The American economy appears to be in a cyclical recovery that is gaining strength. Firms have begun to hire and consumer spending seems to be accelerating.
.....Usually you can depend on the White House to view the economy with the most rose-tinted glasses available. But it was not until last week, after a strong employment report, that President Obama started to sound a little optimistic.
“The tough measures that we took — measures that were necessary even though sometimes they were unpopular — have broken this slide and are helping us to climb out of this recession,” he said in a speech at a factory making battery components in North Carolina.
Note, however, that he seemed to believe the country remained in recession. It is virtually certain that is not accurate, as least as will be determined by the arbiters of recession at the National Bureau of Economic Research. “The recession is over,” one of those arbiters, Jeffrey Frankel of Harvard, wrote this week.
But the White House is unwilling to make that claim.
Why is good news being received with such doubt? Why is “new normal” the currently popular economic phrase, signifying that growth will be subpar for an extended period, and that the old normal is no longer something to be expected?
It is possible, of course, that I am wrong and the prevalent pessimism is correct. Many economic indicators, including Thursday’s retail sales report, are looking up, but that does not prove the recovery will be self-sustaining. There are issues relating to over-indebted consumers and local governments. The housing collapse will have an impact for some time.
But there are, I think, a number of reasons for the glum outlook that are unrelated to the actual economic data.
First, the last two recoveries, after the downturns of 1990-91 and 2001, were in fact very slow to pick up any momentum. It is easy to forget that those recessions were also remarkably shallow. If you are under 45, you probably don’t have much recollection of the last strong recovery, after the recession that ended in late 1982.
Add to that the fact that the vast majority of the seers did not see this recession coming. Remember Ben Bernanke assuring us the subprime problem was “contained”? In mid-2008, after the recession had been under way for six months, the Fed thought there would be no recession, and the most pessimistic member of its Open Market Committee thought the unemployment rate could climb to 6.1 percent by late 2009. It actually went over 10 percent.
In January of this year — after the recession had probably been over for at least a few months — the most optimistic member of the committee expected the unemployment rate to fall to 8.6 percent by late this year.

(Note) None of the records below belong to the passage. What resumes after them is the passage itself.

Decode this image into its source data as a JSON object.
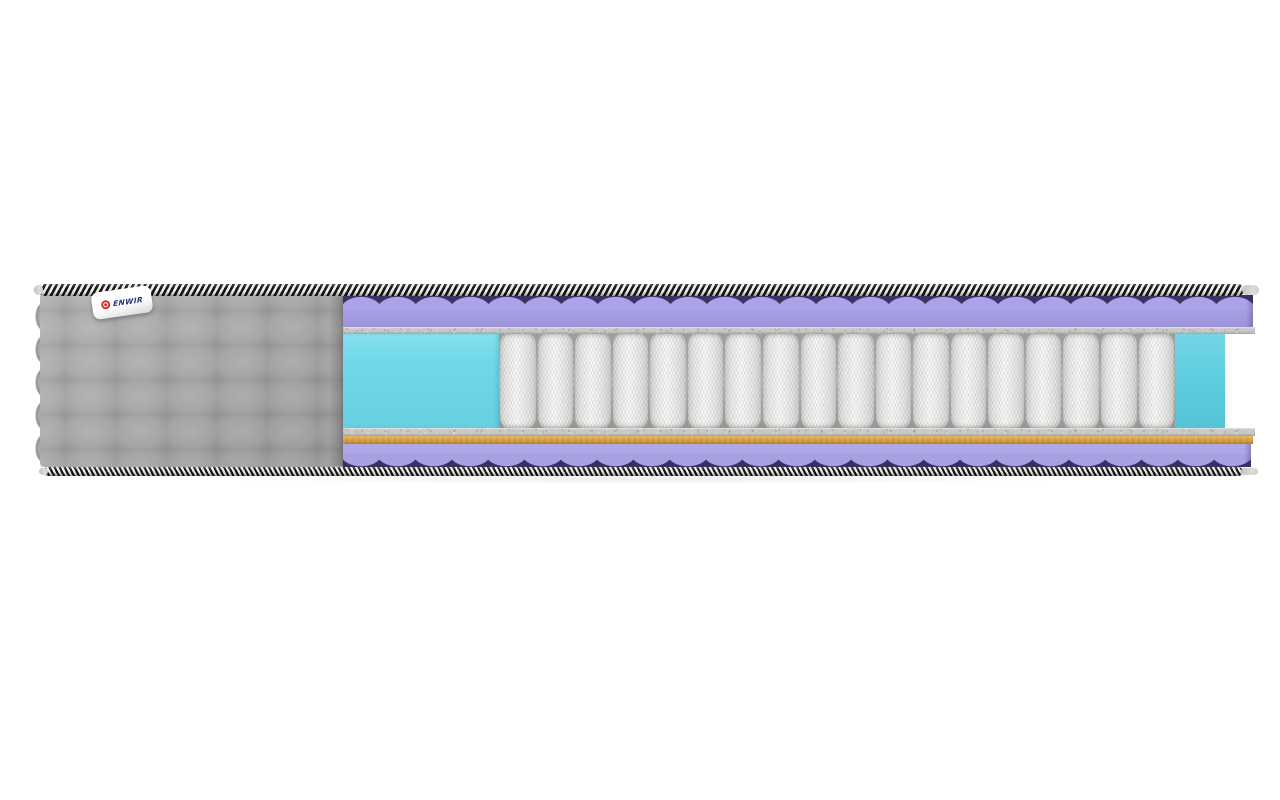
{
  "image": {
    "type": "product-photo",
    "subject": "Cross-section cutaway of a pocket-spring mattress on a white background",
    "background_color": "#ffffff"
  },
  "brand_label": {
    "text": "ENWIR",
    "logo": "red-ring-icon",
    "logo_color": "#d6332c",
    "text_color": "#26337e",
    "tag_color": "#ffffff"
  },
  "springs": {
    "count": 18,
    "color": "#f0f0ee"
  },
  "layers": [
    {
      "name": "edge-piping-top",
      "style": "black-white diagonal striped cord",
      "colors": [
        "#171717",
        "#ededeb"
      ]
    },
    {
      "name": "quilted-cover",
      "color": "#a1a1a1",
      "pattern": "square quilting",
      "columns": 6,
      "rows": 5
    },
    {
      "name": "wave-foam-top",
      "color": "#a69de2",
      "valley_color": "#3b3263"
    },
    {
      "name": "felt-pad-top",
      "color": "#c8c8c6"
    },
    {
      "name": "foam-block-left",
      "color": "#70d8e8"
    },
    {
      "name": "pocket-spring-block",
      "color": "#f0f0ee",
      "spring_count": 18
    },
    {
      "name": "foam-block-right",
      "color": "#5ecddf"
    },
    {
      "name": "felt-pad-bottom",
      "color": "#c8c8c6"
    },
    {
      "name": "coir-layer",
      "color": "#d7a044"
    },
    {
      "name": "wave-foam-bottom",
      "color": "#a8a0e3",
      "valley_color": "#39305e"
    },
    {
      "name": "edge-piping-bottom",
      "style": "black-white diagonal striped cord",
      "colors": [
        "#171717",
        "#ededeb"
      ]
    }
  ]
}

The consensus was for a rate no lower than 9.5 percent.
Having been embarrassed by missing impending disaster, there is an understandable hesitation to appear foolishly optimistic again.
But even without that factor, it is normal for recessions to make people pessimistic. “Go back and read what people were saying in 1982 or 1975,” said Robert Barbera, the chief economist of ITG. “Nobody was saying, ‘Deep recession, big recovery.’ It is quite normal to expect an abnormally weak recovery. It is also normal for that expectation to be wrong.”
But if that is normal, one factor that brings optimism to some forecasts is absent this time. Both Republicans and Democrats have good reasons to be negative. Republicans are loath to give President Obama credit for anything, and no doubt grate when he points to his administration’s stimulus program as a cause of the good economic news, as he did in North Carolina.
The whole column is worth a read.


3 comments:
This is one reason I believe the stock market has more room to run
even with a modest recovery....
The GDP to employment ratio grows at a modest 3.5% rate this year
( hint: last quarter's annual rate was a Ginormous 9.68%) which takes it to 108.29. The employment level (household survey)grows to 140.138 ( we are already at
138.905). 108.29 x 140.138 = 15.175 trillion GDP. 15.175 trillion
x 7.65% ( last quarter's corporate profit rate to GDP) = 1161. 1161 x 1.20
( historical S&P500 to NIPA corporate profits after tax median)....
1393 S&P 500......
Another reason for the pessimism is because data is not always the same as reality on the ground. That's not to say it's inaccurate, but that it's not comprehensive.
For example, there's a physics concept known as hysteresis. It's when the state of a system depends not only on the current state, but the history. For example, if someone is deaf and not near a vent, it is impossible to tell the mode of an HVAC system just by looking at the thermometer and thermostat. You need to know which direction the temperature was moving.
In the case of the economy, the data is accurate, but it's also aggregate. I hypothesize economies transform during recoveries, as dying areas stay dead and growth areas lead the recovery. Looking at it in terms of hysteresis, 3% growth when an economy has been growing steadily could either be a bubble inflating or market saturation, but generally business as usual. 3% growth coming out of a deep recession could see pieces shuffling around a lot more. Pundits could tell it like it is (if they weren't pathological liars by nature), but politicians need to be more careful. I don't like "truthiness", but saying everything's groovy when people are starting over is a good way to get voted out of office, data be damned.
The Democrats are having trouble getting another stimulus bill passed. I have to wonder why we need to stimulate more government jobs. The problem is in the private sector where too much of the spending and employment was driven by asset-based lending.